By earmarking this maturity amount today, you make sure it becomes part of a bigger financial plan. You can start by using the term insurance calculator to find the best possible term plan for your needs.

 

When Should You Consider a TROP Plan?

 

A term plan with return of premium isn’t for everyone. It works best in specific scenarios. You may consider one if:

 

  • You Dislike Losing Premiums 
    If the idea of paying for term insurance without any maturity benefit doesn’t appeal to you, TROP offers a “no-loss” advantage by returning your premiums. 
     
  • You Have Long-Term Savings Discipline 
    Regular premium payment builds a habit of disciplined savings. At the same time, your discipline will pay off, and you will gain a lump sum at maturity. 
     
  • You Are in Your 20s or Early 30s 
    Buying early helps lock in a lower premium rate for the entire policy term. 
     
  • You Want Dual Benefits 
    A TROP plan offers both financial protection for your loved ones and a guaranteed payout at the end of the term. 
     
  • You Have Future Financial Milestones 
    If you are planning for retirement or a major family expense in 20–30 years, TROP can help you align protection with savings.

 

Understanding how a return of premium term plan works will help you decide whether it fits into your financial planning goals.

 

Get started on securing the future of your loved ones. Explore our term plans with return of premium or learn more about our term insurance plan.  

 

Frequently Asked Questions

 

Can I cancel my TROP policy and get a refund?
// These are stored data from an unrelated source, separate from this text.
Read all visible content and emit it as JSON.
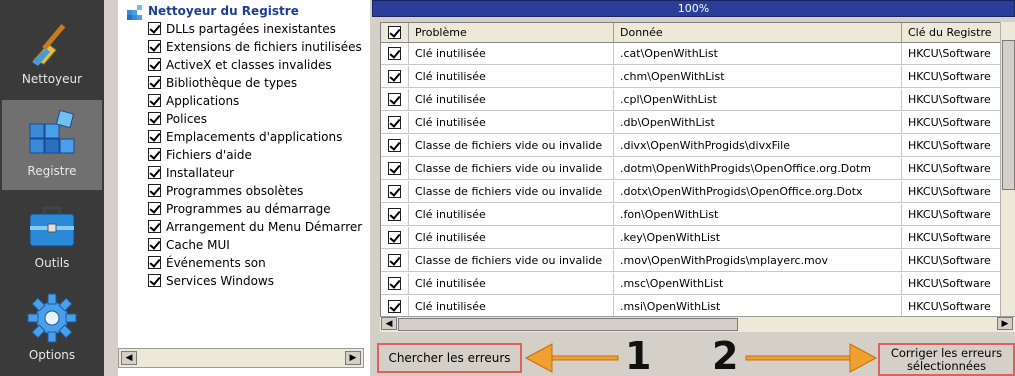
{
  "sidebar": {
    "items": [
      {
        "label": "Nettoyeur",
        "icon": "broom-icon",
        "active": false
      },
      {
        "label": "Registre",
        "icon": "registry-cubes-icon",
        "active": true
      },
      {
        "label": "Outils",
        "icon": "toolbox-icon",
        "active": false
      },
      {
        "label": "Options",
        "icon": "gear-icon",
        "active": false
      }
    ]
  },
  "tree": {
    "title": "Nettoyeur du Registre",
    "items": [
      "DLLs partagées inexistantes",
      "Extensions de fichiers inutilisées",
      "ActiveX et classes invalides",
      "Bibliothèque de types",
      "Applications",
      "Polices",
      "Emplacements d'applications",
      "Fichiers d'aide",
      "Installateur",
      "Programmes obsolètes",
      "Programmes au démarrage",
      "Arrangement du Menu Démarrer",
      "Cache MUI",
      "Événements son",
      "Services Windows"
    ]
  },
  "progress": {
    "text": "100%",
    "value": 1.0
  },
  "grid": {
    "columns": [
      "Problème",
      "Donnée",
      "Clé du Registre"
    ],
    "rows": [
      [
        "Clé inutilisée",
        ".cat\\OpenWithList",
        "HKCU\\Software"
      ],
      [
        "Clé inutilisée",
        ".chm\\OpenWithList",
        "HKCU\\Software"
      ],
      [
        "Clé inutilisée",
        ".cpl\\OpenWithList",
        "HKCU\\Software"
      ],
      [
        "Clé inutilisée",
        ".db\\OpenWithList",
        "HKCU\\Software"
      ],
      [
        "Classe de fichiers vide ou invalide",
        ".divx\\OpenWithProgids\\divxFile",
        "HKCU\\Software"
      ],
      [
        "Classe de fichiers vide ou invalide",
        ".dotm\\OpenWithProgids\\OpenOffice.org.Dotm",
        "HKCU\\Software"
      ],
      [
        "Classe de fichiers vide ou invalide",
        ".dotx\\OpenWithProgids\\OpenOffice.org.Dotx",
        "HKCU\\Software"
      ],
      [
        "Clé inutilisée",
        ".fon\\OpenWithList",
        "HKCU\\Software"
      ],
      [
        "Clé inutilisée",
        ".key\\OpenWithList",
        "HKCU\\Software"
      ],
      [
        "Classe de fichiers vide ou invalide",
        ".mov\\OpenWithProgids\\mplayerc.mov",
        "HKCU\\Software"
      ],
      [
        "Clé inutilisée",
        ".msc\\OpenWithList",
        "HKCU\\Software"
      ],
      [
        "Clé inutilisée",
        ".msi\\OpenWithList",
        "HKCU\\Software"
      ]
    ]
  },
  "actions": {
    "scan_label": "Chercher les erreurs",
    "fix_label_line1": "Corriger les erreurs",
    "fix_label_line2": "sélectionnées"
  },
  "annotations": {
    "num1": "1",
    "num2": "2",
    "arrow_color": "#f0a030"
  }
}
Yes, but early cancellation will be subject to your policy’s surrender value terms. If you surrender before the premium payment term is over, you may only get a partial amount based on the insurer’s calculations.

 

How do I calculate the right coverage for TROP?

As a rule of thumb, opt for a sum assured of 10–15 times your annual income. Also consider your outstanding loans, expected family expenses, and inflation when deciding the cover.

 

Do I get the full premium back in TROP?

Yes, provided you complete the policy term without making any claims and have paid all premiums on time, you will get the total premiums paid (excluding GST, rider charges, and fees) as maturity benefit.